The aggregator design pattern is a simple way of providing a single, unified service capable of surfacing data from multiple microservices, and a commonly used pattern when implementing a microservice-based architecture.
Let’s imagine that we’ve been tasked with developing an internal API for our organisation - a general practice clinic. The API needs to consume data from three existing microservices, each of which is used by other services within the practice’s architecture - some services call these individually, some call all three.
The requirements for the API are that it should return simple details for a patient, a list of their allergies and a list of medication that they are currently taking.
Our three existing microservices are as follows:
- Existing Service #1 returns details about a patient - their name, age, etc.

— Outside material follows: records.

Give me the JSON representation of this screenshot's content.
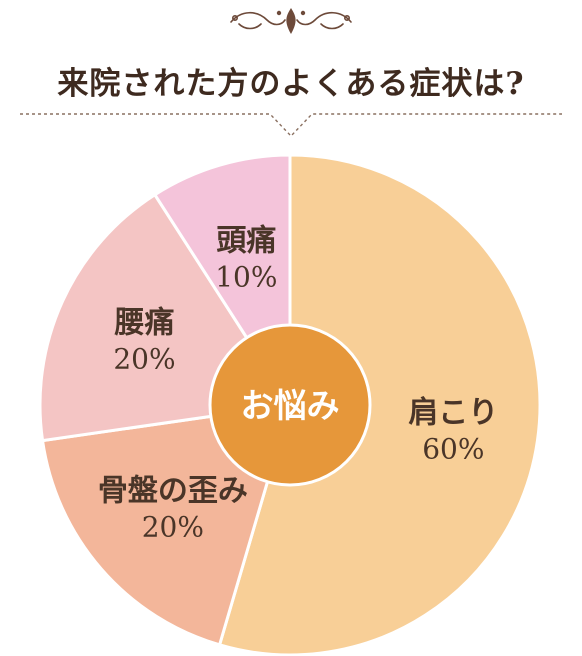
{
  "header": {
    "title": "来院された方のよくある症状は?"
  },
  "chart_data": {
    "type": "pie",
    "center_label": "お悩み",
    "slices": [
      {
        "label": "肩こり",
        "value": 60,
        "value_label": "60%",
        "color": "#f8cf97"
      },
      {
        "label": "骨盤の歪み",
        "value": 20,
        "value_label": "20%",
        "color": "#f3b69a"
      },
      {
        "label": "腰痛",
        "value": 20,
        "value_label": "20%",
        "color": "#f4c5c4"
      },
      {
        "label": "頭痛",
        "value": 10,
        "value_label": "10%",
        "color": "#f4c4da"
      }
    ],
    "center_color": "#e6973a",
    "accent_color": "#6d4a3a"
  }
}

- Existing Service #2 returns a list of allergies that the patient has.
- Existing Service #3 returns a list of medication that the patient is currently taking.

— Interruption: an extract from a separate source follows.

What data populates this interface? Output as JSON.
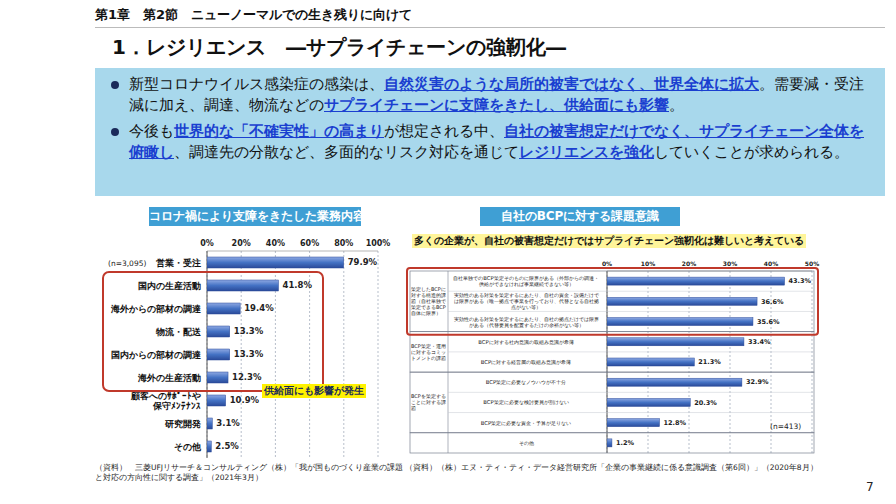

Usually, we’d expect an aggregator to make synchronous calls to relevant microservices, performing any necessary business logic on each result as it receives it and then packaging this up as an API endpoint for a consumer to use. This meets our requirements whilst opening up potential for re-use and decoupling.

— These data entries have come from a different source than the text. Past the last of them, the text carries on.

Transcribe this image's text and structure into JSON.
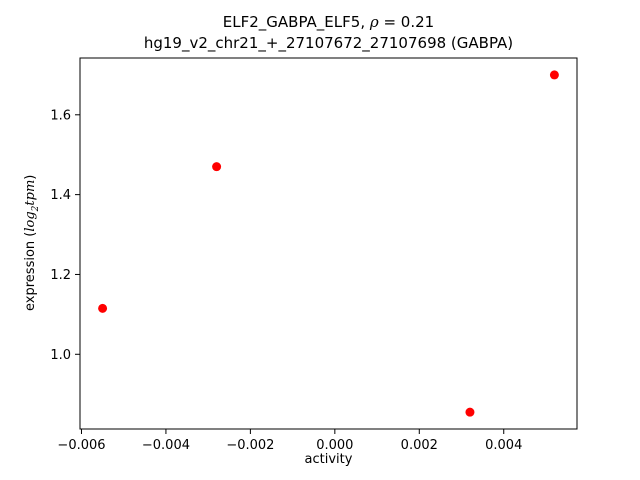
{
  "title": {
    "prefix": "ELF2_GABPA_ELF5, ",
    "rho": "ρ",
    "suffix": " = 0.21"
  },
  "subtitle": "hg19_v2_chr21_+_27107672_27107698 (GABPA)",
  "xlabel": "activity",
  "ylabel_parts": {
    "prefix": "expression (",
    "log": "log",
    "sub": "2",
    "tpm": "tpm",
    "close": ")"
  },
  "chart_data": {
    "type": "scatter",
    "title": "ELF2_GABPA_ELF5, ρ = 0.21",
    "subtitle": "hg19_v2_chr21_+_27107672_27107698 (GABPA)",
    "xlabel": "activity",
    "ylabel": "expression (log2tpm)",
    "marker_color": "#ff0000",
    "axis_color": "#000000",
    "grid": false,
    "legend": false,
    "xlim": [
      -0.006035,
      0.005735
    ],
    "ylim": [
      0.8128,
      1.7423
    ],
    "points": [
      {
        "x": -0.0055,
        "y": 1.115
      },
      {
        "x": -0.0028,
        "y": 1.47
      },
      {
        "x": 0.0032,
        "y": 0.855
      },
      {
        "x": 0.0052,
        "y": 1.7
      }
    ],
    "xticks": [
      {
        "v": -0.006,
        "label": "−0.006"
      },
      {
        "v": -0.004,
        "label": "−0.004"
      },
      {
        "v": -0.002,
        "label": "−0.002"
      },
      {
        "v": 0.0,
        "label": "0.000"
      },
      {
        "v": 0.002,
        "label": "0.002"
      },
      {
        "v": 0.004,
        "label": "0.004"
      }
    ],
    "yticks": [
      {
        "v": 1.0,
        "label": "1.0"
      },
      {
        "v": 1.2,
        "label": "1.2"
      },
      {
        "v": 1.4,
        "label": "1.4"
      },
      {
        "v": 1.6,
        "label": "1.6"
      }
    ]
  }
}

Rather than increasing the number of services which call these microservices directly, we can make use of the aggregator pattern here.
Our new internal API will call our new aggregator microservice, which will call the three existing microservices before then pushing the necessary results back up to the internal API.
We can re-use our aggregator within other services which call all three existing services, decoupling these from direct interaction with the microservices, which will make it easier to replace one later down the line; if we want to suddenly commission a new allergies microservice, we only have to update the aggregator (and those services which don’t call all three existing services).